Impact of gastroesophageal reflux on longitudinal lung function and quantitative computed tomography in the COPDGene cohort

RATIONALE: Gastroesophageal reflux disease (GERD) is a common comorbidity in chronic obstructive pulmonary disease (COPD) and has been associated with increased risk of acute exacerbations, hospitalization, emergency room visits, costs, and quality-of-life impairment. However, it remains unclear whether GERD contributes to the progression of COPD as measured by lung function or computed tomography.
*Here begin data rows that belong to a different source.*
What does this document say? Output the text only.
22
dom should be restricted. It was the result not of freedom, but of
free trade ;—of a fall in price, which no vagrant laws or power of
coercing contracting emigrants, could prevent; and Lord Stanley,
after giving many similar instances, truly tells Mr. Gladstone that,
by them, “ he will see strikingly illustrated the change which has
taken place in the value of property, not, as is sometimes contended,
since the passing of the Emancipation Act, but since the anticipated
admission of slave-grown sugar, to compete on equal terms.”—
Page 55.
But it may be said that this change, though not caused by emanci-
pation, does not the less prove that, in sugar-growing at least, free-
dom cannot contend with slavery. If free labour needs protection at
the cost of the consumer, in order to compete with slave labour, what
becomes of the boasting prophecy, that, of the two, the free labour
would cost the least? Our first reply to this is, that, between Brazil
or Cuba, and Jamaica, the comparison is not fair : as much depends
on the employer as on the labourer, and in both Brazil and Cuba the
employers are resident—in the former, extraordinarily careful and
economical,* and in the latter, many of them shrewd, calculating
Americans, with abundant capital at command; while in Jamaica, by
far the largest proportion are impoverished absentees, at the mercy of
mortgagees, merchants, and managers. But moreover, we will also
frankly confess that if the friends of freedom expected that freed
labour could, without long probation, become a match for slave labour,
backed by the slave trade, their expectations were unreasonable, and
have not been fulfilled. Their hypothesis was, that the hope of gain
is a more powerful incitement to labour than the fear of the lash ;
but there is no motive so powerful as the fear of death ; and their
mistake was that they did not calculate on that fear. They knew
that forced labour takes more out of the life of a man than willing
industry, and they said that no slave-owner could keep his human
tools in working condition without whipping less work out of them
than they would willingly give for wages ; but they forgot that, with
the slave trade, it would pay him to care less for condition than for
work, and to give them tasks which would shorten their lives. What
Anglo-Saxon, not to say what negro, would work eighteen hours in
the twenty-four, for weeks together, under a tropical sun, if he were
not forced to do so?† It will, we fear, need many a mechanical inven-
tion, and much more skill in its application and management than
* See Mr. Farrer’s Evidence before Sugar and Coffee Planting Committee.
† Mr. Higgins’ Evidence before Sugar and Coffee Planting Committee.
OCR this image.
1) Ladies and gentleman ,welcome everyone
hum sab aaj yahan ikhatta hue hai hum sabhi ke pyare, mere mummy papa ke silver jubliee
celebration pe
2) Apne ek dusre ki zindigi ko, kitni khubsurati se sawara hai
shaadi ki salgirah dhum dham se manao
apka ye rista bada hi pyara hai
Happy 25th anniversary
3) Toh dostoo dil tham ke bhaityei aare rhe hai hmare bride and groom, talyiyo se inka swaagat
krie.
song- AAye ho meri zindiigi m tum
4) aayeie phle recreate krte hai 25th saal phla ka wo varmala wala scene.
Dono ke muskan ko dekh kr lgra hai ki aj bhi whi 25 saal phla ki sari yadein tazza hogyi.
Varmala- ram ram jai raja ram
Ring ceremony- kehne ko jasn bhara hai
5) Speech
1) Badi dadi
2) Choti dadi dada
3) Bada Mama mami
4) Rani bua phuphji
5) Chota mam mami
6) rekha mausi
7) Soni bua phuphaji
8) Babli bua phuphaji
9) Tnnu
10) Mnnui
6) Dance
OBJECTIVE: To determine the impact of GERD on longitudinal changes in lung function and radiographic lung disease in the COPDGene cohort. METHODS: We evaluated 5728 participants in the COPDGene cohort who completed Phase I (baseline) and Phase II (5-year follow-up) visits. GERD status was based on participant-reported physician diagnoses. We evaluated associations between GERD and annualized changes in lung function [forced expired volume in 1 s (FEV(1)) and forced vital capacity (FVC)] and quantitative computed tomography (QCT) metrics of airway disease and emphysema using multivariable regression models. These associations were further evaluated in the setting of GERD treatment with proton-pump inhibitors (PPI) and/or histamine-receptor 2 blockers (H(2) blockers). RESULTS: GERD was reported by 2101 (36.7%) participants at either Phase I and/or Phase II. GERD was not associated with significant differences in slopes of FEV(1) (difference of − 2.53 mL/year; 95% confidence interval (CI), − 5.43 to 0.37) or FVC (difference of − 3.05 mL/year; 95% CI, − 7.29 to 1.19), but the odds of rapid FEV(1) decline of ≥40 mL/year was higher in those with GERD (adjusted odds ratio (OR) 1.20; 95%CI, 1.07 to 1.35). Participants with GERD had increased progression of QCT-measured air trapping (0.159%/year; 95% CI, 0.054 to 0.264), but not other QCT metrics such as airway wall area/thickness or emphysema. Among those with GERD, use of PPI and/or H(2) blockers was associated with faster decline in FEV(1) (difference of − 6.61 mL/year; 95% CI, − 11.9 to − 1.36) and FVC (difference of − 9.26 mL/year; 95% CI, − 17.2 to − 1.28). CONCLUSIONS: GERD was associated with faster COPD disease progression as measured by rapid FEV(1) decline and QCT-measured air trapping, but not by slopes of lung function. The magnitude of the differences was clinically small, but given the high prevalence of GERD, further investigation is warranted to understand the potential disease-modifying role of GERD in COPD pathogenesis and progression. CLINICAL TRIALS REGISTRATION: NCT00608764.